Die bereits in der 8. CoBeLVO wieder aufgenommene Regelung zum Verfahren bei Unterbringung von einreisenden Saisonarbeitern besteht fort (§ 20 Abs. 3 und § 21 ).

Über die bisherigen Regelungen hinaus sind ab dem 16.09.2020 wieder – unter Beachtung von Hygieneauflagen – möglich:

  • Veranstaltungen im Freien mit bis zu 500 Teilnehmern
  • Veranstaltungen in geschlossenen Räumen mit bis zu 250 Teilnehmern
  • Private Veranstaltungen z.B. Hochzeitsveranstaltungen oder Geburtstagsfeiern mit zuvor eindeutig festgelegtem Teilnehmerkreis, mit bis zu 75 Personen auch in angemieteten oder zur Verfügung gestellten Räumlichkeiten oder Flächen.
  • Gottesdienste von Religions- oder Glaubensgemeinschaften insbesondere in Kirchen, Moscheen, Synagogen und sonstigen Gebetsräumen sind– unter Beachtung von Schutzmaßnahmen – zulässig; nach Einnahme des Sitzplatzes besteht keine Maskenpflicht; der Einsatz eines Chores, Blasorchesters bzw.
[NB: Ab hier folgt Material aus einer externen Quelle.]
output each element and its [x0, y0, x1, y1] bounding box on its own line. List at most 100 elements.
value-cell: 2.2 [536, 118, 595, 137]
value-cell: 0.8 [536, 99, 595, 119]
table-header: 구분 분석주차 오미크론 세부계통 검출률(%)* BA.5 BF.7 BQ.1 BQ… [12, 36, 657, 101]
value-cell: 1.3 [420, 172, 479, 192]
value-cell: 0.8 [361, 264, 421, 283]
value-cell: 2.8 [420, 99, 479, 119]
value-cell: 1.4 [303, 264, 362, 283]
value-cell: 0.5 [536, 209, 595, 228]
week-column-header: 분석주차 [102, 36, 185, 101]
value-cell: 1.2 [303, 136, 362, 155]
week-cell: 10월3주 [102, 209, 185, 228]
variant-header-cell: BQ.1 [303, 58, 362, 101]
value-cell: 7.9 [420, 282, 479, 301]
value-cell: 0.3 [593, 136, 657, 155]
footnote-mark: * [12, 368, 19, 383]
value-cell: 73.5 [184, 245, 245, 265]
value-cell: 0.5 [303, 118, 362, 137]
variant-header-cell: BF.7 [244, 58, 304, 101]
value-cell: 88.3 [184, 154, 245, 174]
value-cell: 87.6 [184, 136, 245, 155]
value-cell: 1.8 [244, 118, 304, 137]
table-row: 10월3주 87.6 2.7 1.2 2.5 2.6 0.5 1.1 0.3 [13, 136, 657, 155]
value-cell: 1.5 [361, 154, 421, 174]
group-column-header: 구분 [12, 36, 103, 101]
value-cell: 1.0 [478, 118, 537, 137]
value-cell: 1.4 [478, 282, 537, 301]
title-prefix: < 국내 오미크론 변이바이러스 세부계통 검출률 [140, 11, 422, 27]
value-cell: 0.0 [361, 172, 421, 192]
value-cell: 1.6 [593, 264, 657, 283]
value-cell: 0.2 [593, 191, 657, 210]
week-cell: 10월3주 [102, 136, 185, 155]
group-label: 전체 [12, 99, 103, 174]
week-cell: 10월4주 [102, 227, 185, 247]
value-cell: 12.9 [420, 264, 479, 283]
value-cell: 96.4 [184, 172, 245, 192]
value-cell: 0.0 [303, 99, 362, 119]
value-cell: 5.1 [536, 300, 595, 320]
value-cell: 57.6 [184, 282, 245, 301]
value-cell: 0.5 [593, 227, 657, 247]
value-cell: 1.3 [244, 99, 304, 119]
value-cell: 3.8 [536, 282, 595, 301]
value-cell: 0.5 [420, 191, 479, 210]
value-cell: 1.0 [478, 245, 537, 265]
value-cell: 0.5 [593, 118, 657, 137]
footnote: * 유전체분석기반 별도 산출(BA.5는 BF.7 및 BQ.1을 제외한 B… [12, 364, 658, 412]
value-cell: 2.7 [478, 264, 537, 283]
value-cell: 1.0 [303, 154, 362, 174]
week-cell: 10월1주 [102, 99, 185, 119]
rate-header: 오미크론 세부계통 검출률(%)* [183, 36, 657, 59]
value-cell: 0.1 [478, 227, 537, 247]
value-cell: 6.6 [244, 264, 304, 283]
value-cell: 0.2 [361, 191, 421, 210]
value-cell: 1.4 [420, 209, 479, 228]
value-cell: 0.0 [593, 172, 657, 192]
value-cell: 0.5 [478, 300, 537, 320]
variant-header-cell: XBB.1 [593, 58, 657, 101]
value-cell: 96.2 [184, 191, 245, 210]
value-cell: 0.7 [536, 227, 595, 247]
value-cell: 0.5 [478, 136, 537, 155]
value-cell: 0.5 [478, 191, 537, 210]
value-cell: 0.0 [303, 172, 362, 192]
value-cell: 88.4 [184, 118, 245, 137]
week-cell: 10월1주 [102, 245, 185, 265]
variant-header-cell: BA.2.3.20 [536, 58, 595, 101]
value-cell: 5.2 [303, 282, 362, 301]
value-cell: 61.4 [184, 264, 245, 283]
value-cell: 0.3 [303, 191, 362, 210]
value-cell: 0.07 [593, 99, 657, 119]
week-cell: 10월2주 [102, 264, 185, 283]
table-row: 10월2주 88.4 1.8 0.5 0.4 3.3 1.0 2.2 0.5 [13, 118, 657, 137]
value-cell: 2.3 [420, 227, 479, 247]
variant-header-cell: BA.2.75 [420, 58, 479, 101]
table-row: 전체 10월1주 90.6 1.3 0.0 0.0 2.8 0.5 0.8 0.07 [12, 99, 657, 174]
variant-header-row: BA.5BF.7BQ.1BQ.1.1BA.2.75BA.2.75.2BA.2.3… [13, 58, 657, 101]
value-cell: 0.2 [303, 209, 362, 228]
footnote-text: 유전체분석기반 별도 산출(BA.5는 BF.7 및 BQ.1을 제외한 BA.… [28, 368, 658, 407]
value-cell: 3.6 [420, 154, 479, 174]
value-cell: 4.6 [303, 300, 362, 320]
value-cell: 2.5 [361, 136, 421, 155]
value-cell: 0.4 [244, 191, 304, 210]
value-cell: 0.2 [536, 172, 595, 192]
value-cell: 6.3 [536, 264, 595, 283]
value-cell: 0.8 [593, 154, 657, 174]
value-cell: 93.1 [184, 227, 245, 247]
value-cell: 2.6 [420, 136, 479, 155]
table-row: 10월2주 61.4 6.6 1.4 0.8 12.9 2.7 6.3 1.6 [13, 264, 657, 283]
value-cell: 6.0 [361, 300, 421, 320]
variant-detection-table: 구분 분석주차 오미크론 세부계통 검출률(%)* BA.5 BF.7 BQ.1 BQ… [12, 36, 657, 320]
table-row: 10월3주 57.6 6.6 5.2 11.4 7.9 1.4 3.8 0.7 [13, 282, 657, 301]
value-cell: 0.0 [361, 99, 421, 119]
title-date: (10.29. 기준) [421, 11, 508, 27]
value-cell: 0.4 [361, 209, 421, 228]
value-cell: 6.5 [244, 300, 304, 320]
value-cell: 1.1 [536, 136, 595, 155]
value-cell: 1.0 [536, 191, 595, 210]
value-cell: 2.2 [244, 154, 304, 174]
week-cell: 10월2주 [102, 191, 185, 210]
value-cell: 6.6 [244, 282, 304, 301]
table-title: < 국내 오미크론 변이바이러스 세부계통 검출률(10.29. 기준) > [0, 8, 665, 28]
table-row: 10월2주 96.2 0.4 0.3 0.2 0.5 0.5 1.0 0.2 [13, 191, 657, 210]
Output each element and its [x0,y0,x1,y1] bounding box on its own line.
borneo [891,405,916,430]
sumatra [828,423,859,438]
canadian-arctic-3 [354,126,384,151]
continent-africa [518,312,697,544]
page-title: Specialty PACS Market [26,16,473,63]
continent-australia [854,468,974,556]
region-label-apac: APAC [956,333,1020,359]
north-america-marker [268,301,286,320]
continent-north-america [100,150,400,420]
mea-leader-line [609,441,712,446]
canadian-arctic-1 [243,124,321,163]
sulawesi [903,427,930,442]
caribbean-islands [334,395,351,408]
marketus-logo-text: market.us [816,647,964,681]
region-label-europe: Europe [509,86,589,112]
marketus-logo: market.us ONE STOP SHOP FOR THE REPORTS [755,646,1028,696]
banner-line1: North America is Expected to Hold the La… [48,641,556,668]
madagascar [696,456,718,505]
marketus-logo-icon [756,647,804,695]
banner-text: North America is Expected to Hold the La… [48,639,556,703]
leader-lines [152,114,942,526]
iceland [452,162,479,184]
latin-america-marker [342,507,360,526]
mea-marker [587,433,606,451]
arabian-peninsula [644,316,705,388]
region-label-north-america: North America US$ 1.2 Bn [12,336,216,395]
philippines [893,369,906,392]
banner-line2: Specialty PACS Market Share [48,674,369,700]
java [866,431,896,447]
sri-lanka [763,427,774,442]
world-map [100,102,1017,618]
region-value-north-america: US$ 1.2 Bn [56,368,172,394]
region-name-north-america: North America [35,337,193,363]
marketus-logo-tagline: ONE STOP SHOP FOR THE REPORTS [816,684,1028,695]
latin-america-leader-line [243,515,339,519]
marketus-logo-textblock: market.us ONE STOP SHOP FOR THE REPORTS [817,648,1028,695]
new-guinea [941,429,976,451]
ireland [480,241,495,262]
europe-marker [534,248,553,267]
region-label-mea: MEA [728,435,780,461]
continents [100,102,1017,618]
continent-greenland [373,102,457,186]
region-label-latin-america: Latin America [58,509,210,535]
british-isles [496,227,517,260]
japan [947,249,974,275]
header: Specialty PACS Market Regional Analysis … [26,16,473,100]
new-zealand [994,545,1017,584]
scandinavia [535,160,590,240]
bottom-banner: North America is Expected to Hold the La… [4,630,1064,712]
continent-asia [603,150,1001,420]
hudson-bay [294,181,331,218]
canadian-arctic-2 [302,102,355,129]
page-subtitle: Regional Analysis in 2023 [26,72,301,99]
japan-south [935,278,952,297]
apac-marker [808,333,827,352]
Gemeindegesang soll nach Möglichkeit im Freien erfolgen wobei der notwendige Abstand auf 3 Meter zu erhöhen ist.
  • Die Personenbegrenzung wurde von 10 m² auf 5 m² Verkaufs- oder Besucherfläche pro Person gesenkt.
  • Gemeinsames sportliches Training und der Wettkampf in festen Kleingruppen von bis zu 30 Personen, auch Kontaktsport, sind wieder erlaubt. Im Einzelfall kann diese Anzahl überschritten werden, wenn für die Durchführung eines ordnungsgemäßen und regelkonformen Wettkampfes die Notwendigkeit besteht, dass mehr Sportlerinnen und Sportler teilnehmen müssen.
  • Bei der Nutzung von Schwimm- und Spaßbädern, Badeseen oder ähnlichen Angeboten sowie bei der sportlichen Betätigung in geschlossenen Räumen gilt die  Personenbegrenzung bei mehr als zehn dort anwesenden Personen (jetzt 5 m² pro Person).
  • Für den außerschulischen Musikunterricht (Verein oder Musikschule) sowie den musikalischen Proben- und Auftrittsbetrieb gilt nun das Hygienekonzept für die professionelle Musik, die Amateurmusik und den außerschulischen Musikunterricht in Rheinland-Pfalz.
  • Im Bereich der Hotellerie entfällt die Reservierungs- und Anmeldepflicht.
  • Entgegen dem Verbot von Kirmesveranstaltungen, Volksfesten und ähnlichen Veranstaltungen ist das vereinzelte, über eine größere Fläche mit Abstand verteilte Aufstellen mobiler Einrichtungen im Freien, die Waren feilbieten, die üblicherweise auf Spezialmärkten oder Jahrmärkten insbesondere Weihnachtsmärkten, angeboten werden, oder die unterhaltende Tätigkeiten als Schausteller oder nach Schaustellerart, insbesondere Fahrgeschäfte anbieten, unter Einhaltung der allgemeinen Schutzmaßnahmen zulässig. 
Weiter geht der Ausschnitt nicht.